At the fall of the Ottoman Empire, land inhabited by ethnic Kurds was parceled out to Turkey, Iraq and Syria; other Kurdish occupied lands had been subsumed into Iran and the Soviet Union. Effectually promised a homeland after World War I, this people's determination has been remarkable. Much of Kurdistan is oil-rich, and this centers the problem. As one official noted, "If it weren't for oil, we might have had our own country 50 years ago."

Unafraid to look at international responsibility, Mr. McKiernan notes arms deals brokered by Henry Kissinger and Donald Rumsfeld that all but ensured Kurdish repression as our government looked the other way. In one particularly astonishing event, rather than disposing of helicopters, plans, tanks and more, the U.S. government offered Turkey, as an important ally in the region, a massive supermarket sweep giveaway of whatever they wanted. During the Clinton administration, human rights organizations pleaded to stop arms sales to Turkey, but, as the Kurdish rebellion hit an apex, Sikorsky, which manufactures such tools as Black Hawk helicopters, built a factory in Ankara to meet the Turkish military demand.

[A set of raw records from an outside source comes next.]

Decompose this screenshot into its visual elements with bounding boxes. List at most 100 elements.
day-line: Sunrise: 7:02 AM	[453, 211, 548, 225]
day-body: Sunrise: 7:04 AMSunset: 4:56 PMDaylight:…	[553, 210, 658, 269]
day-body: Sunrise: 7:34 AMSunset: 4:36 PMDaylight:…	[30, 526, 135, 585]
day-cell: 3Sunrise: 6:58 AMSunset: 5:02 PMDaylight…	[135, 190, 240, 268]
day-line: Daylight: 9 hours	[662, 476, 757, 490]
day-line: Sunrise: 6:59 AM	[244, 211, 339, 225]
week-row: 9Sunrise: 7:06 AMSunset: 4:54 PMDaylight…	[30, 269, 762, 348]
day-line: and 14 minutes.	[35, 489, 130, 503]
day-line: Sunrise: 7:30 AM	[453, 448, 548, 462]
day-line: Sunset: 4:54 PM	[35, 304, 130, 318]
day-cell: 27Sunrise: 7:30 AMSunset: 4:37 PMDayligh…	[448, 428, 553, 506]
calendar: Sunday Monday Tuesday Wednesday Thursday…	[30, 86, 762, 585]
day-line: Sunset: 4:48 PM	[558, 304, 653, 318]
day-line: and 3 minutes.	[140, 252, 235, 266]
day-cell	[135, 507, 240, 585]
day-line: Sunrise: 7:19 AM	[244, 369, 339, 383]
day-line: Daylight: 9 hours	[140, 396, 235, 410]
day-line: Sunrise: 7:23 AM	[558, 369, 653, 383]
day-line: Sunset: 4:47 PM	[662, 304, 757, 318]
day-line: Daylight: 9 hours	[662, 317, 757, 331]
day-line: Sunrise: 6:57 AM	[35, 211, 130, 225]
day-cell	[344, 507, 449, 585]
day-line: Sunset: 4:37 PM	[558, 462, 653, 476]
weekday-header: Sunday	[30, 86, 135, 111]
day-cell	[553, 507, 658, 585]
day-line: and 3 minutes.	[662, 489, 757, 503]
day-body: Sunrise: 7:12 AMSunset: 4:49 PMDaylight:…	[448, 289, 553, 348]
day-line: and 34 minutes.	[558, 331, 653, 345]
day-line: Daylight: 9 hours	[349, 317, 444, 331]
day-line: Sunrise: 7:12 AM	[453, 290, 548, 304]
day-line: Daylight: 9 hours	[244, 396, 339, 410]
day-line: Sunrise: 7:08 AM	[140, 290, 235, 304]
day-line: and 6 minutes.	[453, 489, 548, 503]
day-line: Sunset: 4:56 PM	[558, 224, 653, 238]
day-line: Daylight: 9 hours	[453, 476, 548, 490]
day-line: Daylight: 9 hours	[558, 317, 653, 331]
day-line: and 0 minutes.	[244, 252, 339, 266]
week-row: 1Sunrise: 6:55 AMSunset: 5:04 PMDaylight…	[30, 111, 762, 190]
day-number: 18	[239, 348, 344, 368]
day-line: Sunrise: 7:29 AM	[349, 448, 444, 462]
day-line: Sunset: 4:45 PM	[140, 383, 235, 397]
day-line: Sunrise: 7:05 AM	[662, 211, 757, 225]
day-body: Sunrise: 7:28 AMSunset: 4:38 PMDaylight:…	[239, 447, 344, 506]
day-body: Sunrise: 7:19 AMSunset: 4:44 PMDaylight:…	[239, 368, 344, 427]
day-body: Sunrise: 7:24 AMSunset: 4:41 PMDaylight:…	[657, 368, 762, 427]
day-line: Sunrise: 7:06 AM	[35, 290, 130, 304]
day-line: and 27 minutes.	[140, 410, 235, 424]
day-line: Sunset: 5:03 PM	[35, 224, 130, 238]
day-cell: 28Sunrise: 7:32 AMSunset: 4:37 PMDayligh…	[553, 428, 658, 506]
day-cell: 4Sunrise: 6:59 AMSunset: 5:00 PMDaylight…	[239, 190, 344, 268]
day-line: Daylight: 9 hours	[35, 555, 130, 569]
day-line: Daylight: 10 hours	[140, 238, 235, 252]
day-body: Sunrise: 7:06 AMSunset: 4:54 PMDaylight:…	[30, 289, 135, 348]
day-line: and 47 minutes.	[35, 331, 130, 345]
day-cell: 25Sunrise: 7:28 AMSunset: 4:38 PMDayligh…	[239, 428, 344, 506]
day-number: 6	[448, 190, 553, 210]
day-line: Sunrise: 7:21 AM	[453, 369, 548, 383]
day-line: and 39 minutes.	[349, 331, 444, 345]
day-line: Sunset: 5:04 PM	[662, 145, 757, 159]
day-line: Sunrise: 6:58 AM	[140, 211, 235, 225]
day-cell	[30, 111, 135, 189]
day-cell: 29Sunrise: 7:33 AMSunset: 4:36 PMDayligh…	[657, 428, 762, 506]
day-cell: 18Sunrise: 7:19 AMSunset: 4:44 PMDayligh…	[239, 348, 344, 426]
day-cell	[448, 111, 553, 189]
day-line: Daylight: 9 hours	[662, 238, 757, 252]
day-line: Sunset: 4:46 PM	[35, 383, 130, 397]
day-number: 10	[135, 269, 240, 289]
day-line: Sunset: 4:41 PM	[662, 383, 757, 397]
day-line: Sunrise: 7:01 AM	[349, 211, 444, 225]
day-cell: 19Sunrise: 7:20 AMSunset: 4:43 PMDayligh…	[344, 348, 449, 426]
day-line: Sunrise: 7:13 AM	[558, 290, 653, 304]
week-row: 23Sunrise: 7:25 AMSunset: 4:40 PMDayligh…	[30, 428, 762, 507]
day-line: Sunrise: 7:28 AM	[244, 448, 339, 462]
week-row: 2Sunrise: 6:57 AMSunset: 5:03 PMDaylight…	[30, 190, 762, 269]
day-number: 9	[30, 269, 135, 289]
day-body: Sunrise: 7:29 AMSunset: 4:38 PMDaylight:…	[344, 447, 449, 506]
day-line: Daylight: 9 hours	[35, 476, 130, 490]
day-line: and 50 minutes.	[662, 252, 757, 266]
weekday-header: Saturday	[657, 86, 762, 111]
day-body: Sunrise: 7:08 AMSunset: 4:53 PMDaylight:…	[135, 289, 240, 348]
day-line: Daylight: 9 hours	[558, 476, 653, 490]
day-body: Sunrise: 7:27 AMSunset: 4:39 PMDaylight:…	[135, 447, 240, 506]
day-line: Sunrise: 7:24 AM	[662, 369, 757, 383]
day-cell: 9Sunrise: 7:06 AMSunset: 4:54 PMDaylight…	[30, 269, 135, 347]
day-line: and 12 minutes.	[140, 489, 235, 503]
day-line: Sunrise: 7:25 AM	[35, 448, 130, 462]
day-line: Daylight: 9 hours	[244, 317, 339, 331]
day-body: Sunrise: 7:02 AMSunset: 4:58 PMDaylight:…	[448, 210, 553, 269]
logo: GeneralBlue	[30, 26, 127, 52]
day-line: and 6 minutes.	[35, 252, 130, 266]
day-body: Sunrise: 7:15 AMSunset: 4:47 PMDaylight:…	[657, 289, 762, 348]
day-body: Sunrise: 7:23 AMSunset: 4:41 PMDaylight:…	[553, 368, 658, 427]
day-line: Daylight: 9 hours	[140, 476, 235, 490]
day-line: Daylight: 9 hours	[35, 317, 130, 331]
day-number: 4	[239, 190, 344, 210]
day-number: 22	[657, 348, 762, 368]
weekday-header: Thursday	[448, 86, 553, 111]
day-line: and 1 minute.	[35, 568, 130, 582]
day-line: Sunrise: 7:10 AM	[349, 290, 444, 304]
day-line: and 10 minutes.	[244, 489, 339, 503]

Mr. McKiernan brings the problem home, too: In our own community-where the Kurds might as well have been a radio station-he writes that Delco, Santa Barbara Research, Lockheed, Raytheon, General Research and others made weapons and parts that went to both Saddam Hussein and the Turkish army bent on putting down Kurdish "terrorists."


Self-embedded with the rebel Kurdistan Workers Party, Mr. McKiernan traveled with soldiers hunted by F-16s where the first rule was to keep moving and the average life span after joining was 30 months. Many of the most telling pieces of his story are the accounts of families and individuals who have persevered under the most discouraging and brutal circumstances.

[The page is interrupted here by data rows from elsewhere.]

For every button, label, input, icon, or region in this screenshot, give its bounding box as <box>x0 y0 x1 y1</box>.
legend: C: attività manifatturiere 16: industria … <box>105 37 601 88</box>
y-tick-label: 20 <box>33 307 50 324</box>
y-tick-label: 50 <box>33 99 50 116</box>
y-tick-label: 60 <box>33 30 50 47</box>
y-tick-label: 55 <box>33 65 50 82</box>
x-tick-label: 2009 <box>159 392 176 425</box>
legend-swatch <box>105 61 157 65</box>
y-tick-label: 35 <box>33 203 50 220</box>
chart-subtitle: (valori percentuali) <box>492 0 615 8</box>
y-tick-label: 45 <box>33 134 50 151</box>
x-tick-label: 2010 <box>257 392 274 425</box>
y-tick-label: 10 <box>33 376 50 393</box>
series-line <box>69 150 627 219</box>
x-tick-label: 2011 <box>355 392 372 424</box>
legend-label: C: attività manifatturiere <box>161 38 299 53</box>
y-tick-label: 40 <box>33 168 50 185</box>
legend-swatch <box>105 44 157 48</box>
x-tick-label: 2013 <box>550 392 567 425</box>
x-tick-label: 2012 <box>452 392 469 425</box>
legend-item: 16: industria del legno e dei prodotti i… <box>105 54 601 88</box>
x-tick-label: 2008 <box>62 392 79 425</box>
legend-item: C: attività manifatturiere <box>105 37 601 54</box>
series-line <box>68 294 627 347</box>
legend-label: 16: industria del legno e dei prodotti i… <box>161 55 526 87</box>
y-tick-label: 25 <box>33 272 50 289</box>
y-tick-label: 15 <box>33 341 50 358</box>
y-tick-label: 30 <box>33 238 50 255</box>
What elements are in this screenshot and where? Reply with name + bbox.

Sent by ABC to cover what was clearly going to be war in Iraq, Mr. McKiernan spent seven months in Iraqi Kurdistan. Many more journalists have died in this war than in the entire Vietnam War, and when his daughter heard an ABC journalist had ben killed in the area he covered, she called to discover that the dead man was a representative of the Australian Broadcasting Company. What Mr. McKiernan saw was considerably different than what we heard in this country, and he takes a hard look at journalists and their sources in the run up to the war.

The good news is that things are looking up for Kurdistan, which has looked stable and welcoming compared with the rest of Iraq, which elected Kurd Jalal Talabani as its president. Money and support now flow into Kurdish territory; there are Kurdish television stations and flights to Europe; Mr. Talabani addressed the U.N. in his native Kurdish; and perhaps our government now sees these people-at the physical hinge of Iraq, Turkey, Syria and Iran-as critical to stability in the Middle East.

Mr. McKiernan's remarkable work and his exceptional memoir/history are important as a careful and intimate record of Kurdish suffering and courage and as a call to all of us to take responsibility for our actions both at home and abroad.